Provisional figures for 1 May to 31 July 2017, which is the first quarter after the levy was introduced, showed apprenticeship starts fell to 43,600 from 113,000 over the same period in the year before.
The financial advice apprenticeship received approval last year, with funding of £9,000 available, but the Personal Finance Society has said two cohorts of apprentices had to be put on hold due to confusion over the government funding.
Keith Richards, chief executive of the PFS, said the appetite and demand for apprenticeships will grow over the next few years, despite reports that numbers are down compared to last year.
He said: “The new levy has caused some temporary stalling by large employers, which has contributed to the drop, coupled with confusion earlier in the year about government funding allocation levels.
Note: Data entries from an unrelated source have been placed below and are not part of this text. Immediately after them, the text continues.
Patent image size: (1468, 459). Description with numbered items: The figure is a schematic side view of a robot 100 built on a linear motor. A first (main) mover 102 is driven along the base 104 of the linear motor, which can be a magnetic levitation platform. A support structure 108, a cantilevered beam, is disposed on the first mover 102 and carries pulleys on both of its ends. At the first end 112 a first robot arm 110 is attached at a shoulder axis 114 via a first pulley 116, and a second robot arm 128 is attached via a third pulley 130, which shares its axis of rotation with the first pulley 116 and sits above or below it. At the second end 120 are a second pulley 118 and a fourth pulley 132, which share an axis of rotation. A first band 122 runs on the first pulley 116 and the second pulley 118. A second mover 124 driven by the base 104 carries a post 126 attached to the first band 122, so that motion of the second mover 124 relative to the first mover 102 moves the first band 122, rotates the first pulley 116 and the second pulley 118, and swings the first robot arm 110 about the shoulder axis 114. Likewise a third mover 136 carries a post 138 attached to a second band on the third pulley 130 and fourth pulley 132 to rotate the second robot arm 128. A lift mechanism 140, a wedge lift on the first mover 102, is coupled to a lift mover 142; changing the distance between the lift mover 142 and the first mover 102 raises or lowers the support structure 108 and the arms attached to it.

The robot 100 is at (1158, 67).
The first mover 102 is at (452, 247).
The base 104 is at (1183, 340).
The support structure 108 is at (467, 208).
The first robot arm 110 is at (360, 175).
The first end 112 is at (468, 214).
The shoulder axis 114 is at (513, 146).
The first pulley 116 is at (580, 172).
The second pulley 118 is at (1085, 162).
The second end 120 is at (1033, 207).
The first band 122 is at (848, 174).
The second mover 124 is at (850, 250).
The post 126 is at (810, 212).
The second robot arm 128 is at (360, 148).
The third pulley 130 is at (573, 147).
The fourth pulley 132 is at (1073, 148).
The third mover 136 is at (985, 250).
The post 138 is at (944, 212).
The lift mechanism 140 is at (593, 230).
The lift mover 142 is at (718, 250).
“The PFS has seen unprecedented demand for its newly launched ‘Aspire’ apprenticeship programme but has had to delay the start for some training cohorts due to uncertainty over the funding allocation.
“Some smaller training suppliers have also deferred implementation until funding becomes available next year.
“However, the clearly evident demand for financial planning and need for succession provisions will drive future demand for apprentices even higher.”
Figures released by the Department for Education and the Office for National Statistics revealed that in the previous quarter there was a 47 per cent year-on-year increase from 118,800 in between February and April 2016 to 174,100 in the same period this year.
The findings were published in the 28-page report on further education and skills in England, which also revealed that year on year, the number of apprenticeship starts at intermediate level has dropped by more than 10 per cent.
While the overall number of starts dropped by 2.5 per cent, from 503,700 in 2015 to 2016 to 491,300 in 2016 to 2017, based on provisional full-year data that reduction is largely due to a 10.1 per cent drop in intermediate level starts.
Neil Carberry, managing director for people policy at Confederation of British Industry, said: “This disappointing data will come as no surprise to companies, who have repeatedly made clear that the current design of the apprenticeship levy system is not effective.
“Businesses believe in apprenticeships but there can be no argument now - reform of the levy system is needed urgently to ensure its success.”
He added firms are still having to adjust to the new system against difficult timescales, but the challenges of the levy run deeper than just a timing issue.
He said: “There is still time to get the levy right but this needs real urgency.
“The government must invest now in the Department for Education’s commercial skills, work with firms to build a better understanding of how businesses will react to policies, and empower the Institute for Apprenticeships to challenge underperforming aspects of system design.”